田島 いや、バイトが忙しくて……(笑)。
――漫画家さんはデビューするまでがたいへんですからね。原稿を描いても、それが必ずお金になるワケじゃないですし。「あとがき」では「家庭の事情で1年ほど実家に帰っていた」とありますが。
田島 実家ではヒマだったので、それまでにたまっていたネームを原稿にしてました。それから再上京して、2013年の秋から『子供はわかってあげない』のネームに取りかかりました。

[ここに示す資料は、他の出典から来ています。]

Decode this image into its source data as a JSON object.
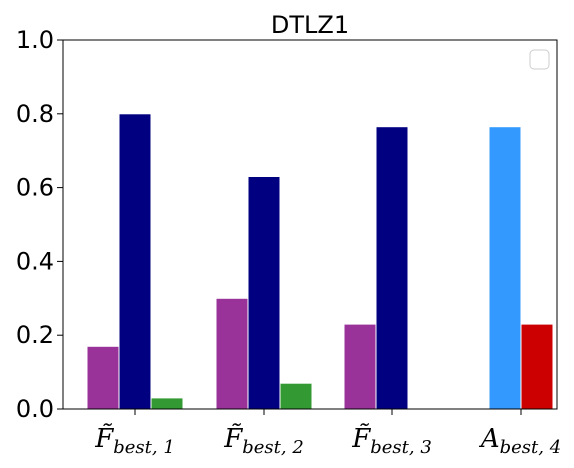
{
  "chart_data": {
    "type": "bar",
    "title": "DTLZ1",
    "xlabel": "",
    "ylabel": "",
    "ylim": [
      0,
      1
    ],
    "yticks": [
      0.0,
      0.2,
      0.4,
      0.6,
      0.8,
      1.0
    ],
    "ytick_labels": [
      "0.0",
      "0.2",
      "0.4",
      "0.6",
      "0.8",
      "1.0"
    ],
    "legend": {
      "visible": true,
      "placement": "top-right",
      "entries": []
    },
    "grid": false,
    "categories": [
      {
        "base": "F̃",
        "sub": "best, 1"
      },
      {
        "base": "F̃",
        "sub": "best, 2"
      },
      {
        "base": "F̃",
        "sub": "best, 3"
      },
      {
        "base": "A",
        "sub": "best, 4"
      }
    ],
    "bars": [
      {
        "category": 0,
        "slot": -1,
        "value": 0.17,
        "color": "#993399"
      },
      {
        "category": 0,
        "slot": 0,
        "value": 0.8,
        "color": "#000080"
      },
      {
        "category": 0,
        "slot": 1,
        "value": 0.03,
        "color": "#339933"
      },
      {
        "category": 1,
        "slot": -1,
        "value": 0.3,
        "color": "#993399"
      },
      {
        "category": 1,
        "slot": 0,
        "value": 0.63,
        "color": "#000080"
      },
      {
        "category": 1,
        "slot": 1,
        "value": 0.07,
        "color": "#339933"
      },
      {
        "category": 2,
        "slot": -1,
        "value": 0.23,
        "color": "#993399"
      },
      {
        "category": 2,
        "slot": 0,
        "value": 0.765,
        "color": "#000080"
      },
      {
        "category": 3,
        "slot": -0.5,
        "value": 0.765,
        "color": "#3399ff"
      },
      {
        "category": 3,
        "slot": 0.5,
        "value": 0.23,
        "color": "#cc0000"
      }
    ]
  }
}
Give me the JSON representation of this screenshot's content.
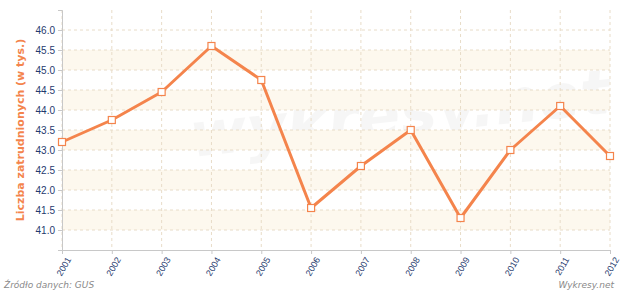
{
  "chart_data": {
    "type": "line",
    "y_label": "Liczba zatrudnionych (w tys.)",
    "annotations": [
      "Źródło danych: GUS",
      "Wykresy.net",
      "wykresy.net"
    ],
    "categories": [
      "2001",
      "2002",
      "2003",
      "2004",
      "2005",
      "2006",
      "2007",
      "2008",
      "2009",
      "2010",
      "2011",
      "2012"
    ],
    "values": [
      43.2,
      43.75,
      44.45,
      45.6,
      44.75,
      41.55,
      42.6,
      43.5,
      41.3,
      43.0,
      44.1,
      42.85
    ],
    "color": "#f4844c",
    "marker": "square",
    "ylim": [
      40.5,
      46.5
    ],
    "yticks": [
      {
        "value": 41,
        "label": "41.0"
      },
      41.5,
      {
        "value": 42,
        "label": "42.0"
      },
      42.5,
      {
        "value": 43,
        "label": "43.0"
      },
      43.5,
      {
        "value": 44,
        "label": "44.0"
      },
      44.5,
      {
        "value": 45,
        "label": "45.0"
      },
      45.5,
      {
        "value": 46,
        "label": "46.0"
      }
    ],
    "grid": true
  }
}
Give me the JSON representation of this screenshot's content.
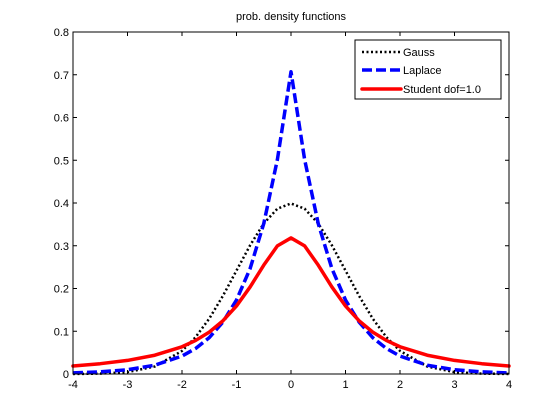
{
  "chart_data": {
    "type": "line",
    "title": "prob. density functions",
    "xlabel": "",
    "ylabel": "",
    "xlim": [
      -4,
      4
    ],
    "ylim": [
      0,
      0.8
    ],
    "x_ticks": [
      -4,
      -3,
      -2,
      -1,
      0,
      1,
      2,
      3,
      4
    ],
    "y_ticks": [
      0,
      0.1,
      0.2,
      0.3,
      0.4,
      0.5,
      0.6,
      0.7,
      0.8
    ],
    "x_tick_labels": [
      "-4",
      "-3",
      "-2",
      "-1",
      "0",
      "1",
      "2",
      "3",
      "4"
    ],
    "y_tick_labels": [
      "0",
      "0.1",
      "0.2",
      "0.3",
      "0.4",
      "0.5",
      "0.6",
      "0.7",
      "0.8"
    ],
    "grid": false,
    "legend_position": "top-right",
    "x": [
      -4,
      -3.5,
      -3,
      -2.5,
      -2,
      -1.75,
      -1.5,
      -1.25,
      -1,
      -0.75,
      -0.5,
      -0.25,
      0,
      0.25,
      0.5,
      0.75,
      1,
      1.25,
      1.5,
      1.75,
      2,
      2.5,
      3,
      3.5,
      4
    ],
    "series": [
      {
        "name": "Gauss",
        "color": "#000000",
        "line_style": "dotted",
        "values": [
          0.0001,
          0.0009,
          0.0044,
          0.0175,
          0.054,
          0.0863,
          0.1295,
          0.1826,
          0.242,
          0.3011,
          0.3521,
          0.3867,
          0.3989,
          0.3867,
          0.3521,
          0.3011,
          0.242,
          0.1826,
          0.1295,
          0.0863,
          0.054,
          0.0175,
          0.0044,
          0.0009,
          0.0001
        ]
      },
      {
        "name": "Laplace",
        "color": "#0000ff",
        "line_style": "dashed",
        "values": [
          0.0025,
          0.005,
          0.01,
          0.0206,
          0.0419,
          0.0597,
          0.0851,
          0.1214,
          0.1731,
          0.2467,
          0.3518,
          0.5015,
          0.7071,
          0.5015,
          0.3518,
          0.2467,
          0.1731,
          0.1214,
          0.0851,
          0.0597,
          0.0419,
          0.0206,
          0.01,
          0.005,
          0.0025
        ]
      },
      {
        "name": "Student dof=1.0",
        "color": "#ff0000",
        "line_style": "solid",
        "values": [
          0.0187,
          0.0241,
          0.0318,
          0.0439,
          0.0637,
          0.0785,
          0.0979,
          0.1243,
          0.1592,
          0.2037,
          0.2546,
          0.2996,
          0.3183,
          0.2996,
          0.2546,
          0.2037,
          0.1592,
          0.1243,
          0.0979,
          0.0785,
          0.0637,
          0.0439,
          0.0318,
          0.0241,
          0.0187
        ]
      }
    ]
  }
}
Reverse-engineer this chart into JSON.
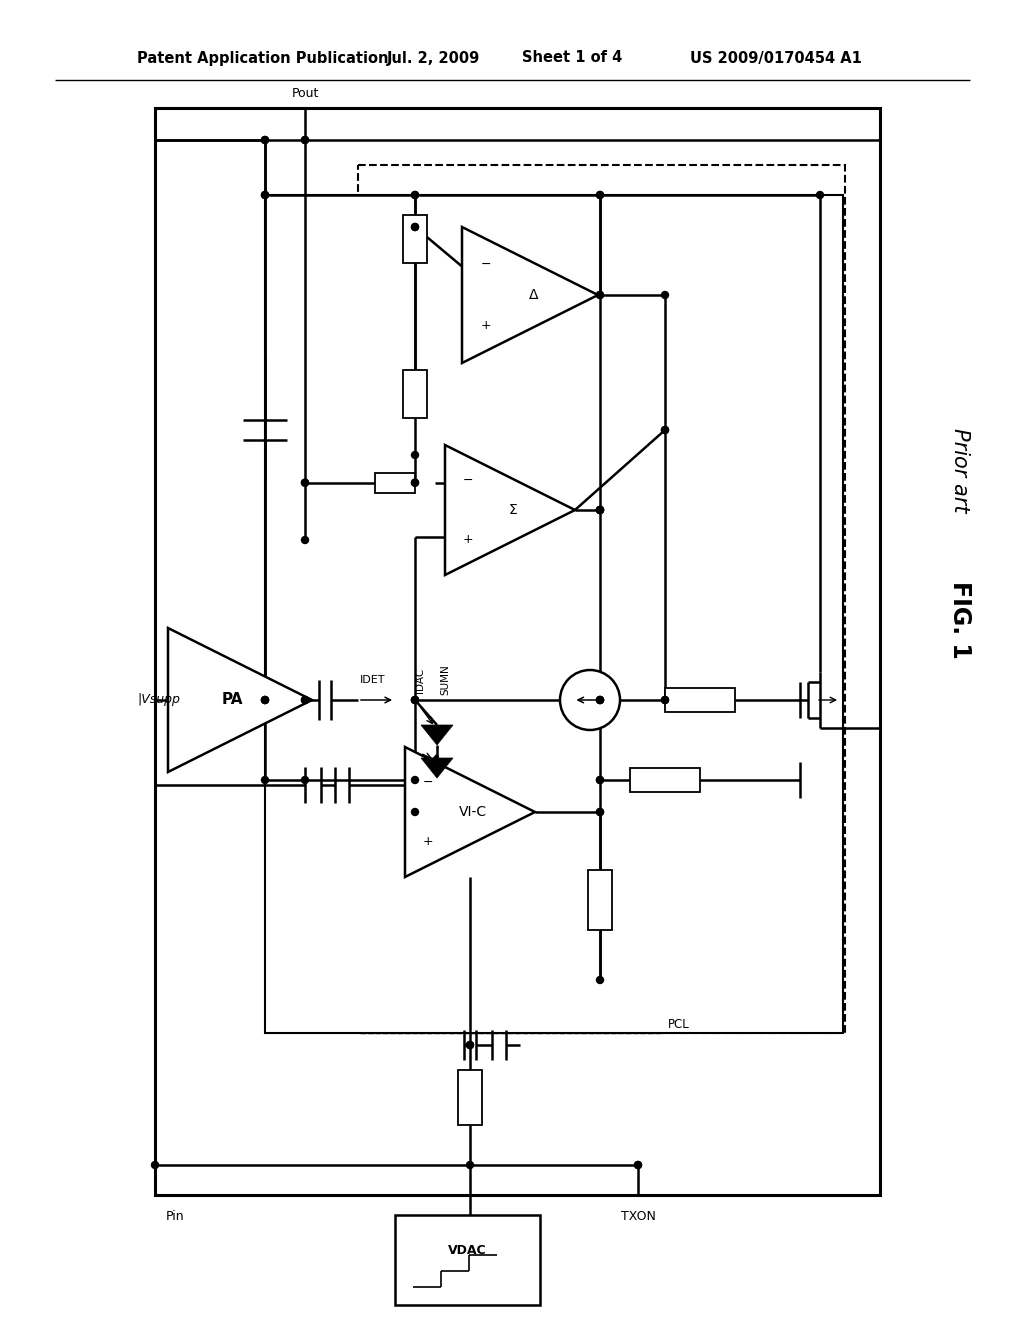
{
  "bg_color": "#ffffff",
  "header_left": "Patent Application Publication",
  "header_mid1": "Jul. 2, 2009",
  "header_mid2": "Sheet 1 of 4",
  "header_right": "US 2009/0170454 A1",
  "fig_label": "FIG. 1",
  "fig_sublabel": "Prior art"
}
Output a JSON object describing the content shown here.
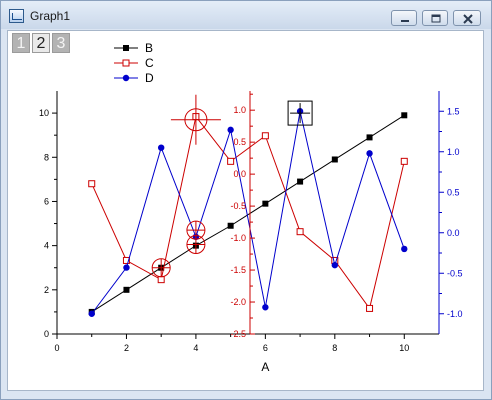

- 注1 『このマンガがすごい!WEB』11月のランキングではオトコ編1位 https://konomanga.jp/special/13687-2
- 注2 MANGA OPEN 講談社「モーニング」「モーニング・ツー」で行われる新人賞。年に2回(5月末締め、11月末締め)開催され、過去に大賞を受賞した作家に小山宙哉(『宇宙兄弟』)、とりのなん子(『とりぱん』)、木下晋也(『ポテン生活』)、竜田一人(『いちえふ』)などがいる。また、優秀賞や選考者賞の受賞者にはツジトモ(『GIANT KILLING』)やアダチケイジ(『グラゼニ』作画担当)なども。 ※『』内は現在の代表作であり、受賞作ではない。
- 注3 『鬼死ね』 岡田索雲によるマンガ。人間の姿をしているがじつは赤鬼と青鬼の双子の兄弟の物語。人間と鬼による異色の悲喜劇として話題に。
- 注4 木下晋也 大阪生まれの漫画家。2006年、「comicギャグダ」(東京漫画社)誌上にて『ユルくん』でデビュー。2008年、『ポテン生活』で第23回MANGA OPEN大賞を受賞し、「モーニング」で連載を開始。現在、総合エンタメ情報サイト「dメニュー エンタメウィーク」にて『マコとマコト』を連載中。